The Chairperson of the Audit Committee of the Board of Directors of the Company shall receive for his or her services as the Chairperson of the Audit Committee, annual cash compensation of $15,000 per year, payable quarterly.
The Chairperson of the Compensation Committee of the Board of Directors of the Company shall receive for his or her services as the Chairperson of the Compensation Committee, annual cash compensation of $3,000 per year, payable quarterly.

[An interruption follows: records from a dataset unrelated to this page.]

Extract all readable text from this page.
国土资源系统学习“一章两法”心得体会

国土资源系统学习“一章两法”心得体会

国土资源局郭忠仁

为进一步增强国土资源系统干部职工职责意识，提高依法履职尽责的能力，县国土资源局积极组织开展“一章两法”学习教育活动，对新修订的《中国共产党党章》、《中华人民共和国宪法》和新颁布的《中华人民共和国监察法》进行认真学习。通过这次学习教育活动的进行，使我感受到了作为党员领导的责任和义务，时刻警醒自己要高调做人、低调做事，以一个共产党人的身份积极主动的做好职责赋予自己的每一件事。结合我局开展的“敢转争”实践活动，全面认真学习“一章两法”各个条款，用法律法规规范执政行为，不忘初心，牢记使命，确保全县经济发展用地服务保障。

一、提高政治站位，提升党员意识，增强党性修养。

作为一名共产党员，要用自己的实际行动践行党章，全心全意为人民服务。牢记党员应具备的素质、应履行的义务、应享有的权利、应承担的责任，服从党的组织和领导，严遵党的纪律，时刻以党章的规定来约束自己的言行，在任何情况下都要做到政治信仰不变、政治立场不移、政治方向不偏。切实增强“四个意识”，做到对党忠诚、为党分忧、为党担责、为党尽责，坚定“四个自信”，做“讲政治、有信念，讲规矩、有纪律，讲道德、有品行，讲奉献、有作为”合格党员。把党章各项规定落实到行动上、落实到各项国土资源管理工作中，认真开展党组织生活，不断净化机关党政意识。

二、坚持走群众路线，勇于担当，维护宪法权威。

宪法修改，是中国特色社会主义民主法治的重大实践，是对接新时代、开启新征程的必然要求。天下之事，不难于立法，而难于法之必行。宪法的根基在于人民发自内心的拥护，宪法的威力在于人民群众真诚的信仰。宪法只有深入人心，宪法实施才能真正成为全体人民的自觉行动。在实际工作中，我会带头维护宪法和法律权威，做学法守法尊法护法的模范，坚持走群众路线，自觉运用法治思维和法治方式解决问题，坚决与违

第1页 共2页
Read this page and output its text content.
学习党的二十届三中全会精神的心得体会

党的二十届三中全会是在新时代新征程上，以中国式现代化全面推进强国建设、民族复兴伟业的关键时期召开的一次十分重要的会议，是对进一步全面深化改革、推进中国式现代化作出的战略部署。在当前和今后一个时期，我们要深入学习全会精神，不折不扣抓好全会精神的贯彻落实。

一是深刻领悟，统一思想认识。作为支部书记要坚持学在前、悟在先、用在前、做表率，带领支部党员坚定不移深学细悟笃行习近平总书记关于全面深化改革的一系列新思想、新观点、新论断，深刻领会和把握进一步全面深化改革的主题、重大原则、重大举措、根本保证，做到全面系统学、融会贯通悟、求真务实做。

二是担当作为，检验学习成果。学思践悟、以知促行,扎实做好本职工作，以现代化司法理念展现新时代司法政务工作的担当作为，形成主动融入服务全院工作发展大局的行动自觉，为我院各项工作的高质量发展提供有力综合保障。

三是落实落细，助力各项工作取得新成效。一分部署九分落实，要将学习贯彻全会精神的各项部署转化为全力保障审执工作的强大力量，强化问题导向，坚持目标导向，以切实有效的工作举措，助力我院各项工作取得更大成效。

The Chairperson of the Nominating and Corporate Governance Committee of the Board of Directors of the Company shall receive for his or her services as the Chairperson of the Nominating and Corporate Governance Committee, annual cash compensation of $3,000 per year, payable quarterly.
EQUITY COMPENSATION
Each non-employee Director will be eligible to participate in the Companys equity incentive plans. Following the completion of the Companys initial public offering:
any non-employee Director who first becomes a Director following the initial public offering will receive an initial option to purchase 15,000 shares of common stock;
each non-employee Director will receive an annual option to purchase 15,000 shares of common stock on the day following each annual meeting of the Companys stockholders, commencing with the Companys annual meeting of stockholders in 2006; and
each non-employee Director serving on the Companys Audit Committee, Compensation Committee and Nominating and Corporate Governance Committee will receive an annual option to purchase 6,000 shares of common stock for each committee on which he or she serves on the day following each annual meeting of the Companys stockholders, commencing with the Companys annual meeting of stockholders in 2006.